Mozambican journalists want access to state information

Maputo- Mozambique (PANA) -- The Mozambican branch of the regional press freedom body MISA (Media Institute of Southern Africa) is drawing up draft legislation on free access to state information.
The chairperson of MISA-Mozambique, Salomao Moyana told reporters in Maputo Thursday that he believed the country's parliament would be willing to pass such legislation.
Speaking during festivities marking World Press Freedom Day, Moyana argued that state institutions should be under a legal obligation to make information of public interest available to the mass media.
"What happens is that civil servants refuse to provide certain information that is of public interest", he said.
"Sometimes they claim it's a state secret, even when it isn't.
Sometimes they just hide behind the General Statute of State Functionaries" (this is the lengthy document that sets out the rights and duties of civil servants).
"People who hold office in public bodies take refuge in the question of professional secrecy in order to deny information to the media", Moyana denounced.
Other speakers in the debate seconded Moyana and also raised issues concerning the weak level of training of Mozambican journalists, and the poor working conditions they face.
Everyone agreed that press freedom certainly exists in Mozambique - but that it is still not being used to the full either by journalists or by the public.
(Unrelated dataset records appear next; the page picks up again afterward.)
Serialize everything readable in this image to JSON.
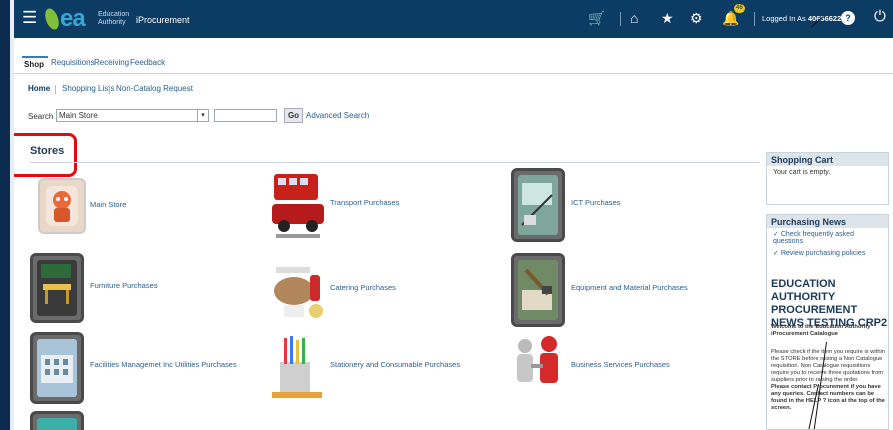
{
  "header": {
    "logo_text": "ea",
    "logo_sub_1": "Education",
    "logo_sub_2": "Authority",
    "app_name": "iProcurement",
    "notification_count": "46",
    "logged_in_prefix": "Logged In As",
    "username": "40656622"
  },
  "tabs": [
    {
      "label": "Shop",
      "active": true
    },
    {
      "label": "Requisitions"
    },
    {
      "label": "Receiving"
    },
    {
      "label": "Feedback"
    }
  ],
  "subtabs": [
    {
      "label": "Home",
      "active": true
    },
    {
      "label": "Shopping Lists"
    },
    {
      "label": "Non-Catalog Request"
    }
  ],
  "search": {
    "label": "Search",
    "selected": "Main Store",
    "go_label": "Go",
    "advanced_label": "Advanced Search"
  },
  "stores": {
    "title": "Stores",
    "items": [
      {
        "label": "Main Store"
      },
      {
        "label": "Transport Purchases"
      },
      {
        "label": "ICT Purchases"
      },
      {
        "label": "Furniture Purchases"
      },
      {
        "label": "Catering Purchases"
      },
      {
        "label": "Equipment and Material Purchases"
      },
      {
        "label": "Facilities Managemet Inc Utilities Purchases"
      },
      {
        "label": "Stationery and Consumable Purchases"
      },
      {
        "label": "Business Services Purchases"
      }
    ]
  },
  "cart": {
    "title": "Shopping Cart",
    "empty_text": "Your cart is empty."
  },
  "news": {
    "title": "Purchasing News",
    "links": [
      "Check frequently asked questions",
      "Review purchasing policies"
    ],
    "headline": "EDUCATION AUTHORITY PROCUREMENT NEWS TESTING CRP2",
    "welcome": "Welcome to the Education Authority iProcurement Catalogue",
    "para1": "Please check if the item you require is within the STORE before raising a Non Catalogue requisition. Non Catalogue requisitions require you to receive three quotations from suppliers prior to raising the order.",
    "para2": "Please contact Procurement if you have any queries. Contact numbers can be found in the HELP ? icon at the top of the screen."
  },
  "colors": {
    "header_bg": "#0c3b63",
    "link": "#2b5f8f",
    "highlight": "#e30b0b"
  }
}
There were also calls that the owners of the media (whether the state or private companies) should ensure that the money is available for the media to do their job properly - and particularly to ensure quality and impartiality in the material produced.
For lack of money, journalists are frequently obliged to beg for lifts in vehicles or aircraft of the government or from various NGOs - some participants in the debate feared that this might compromise journalists' independence.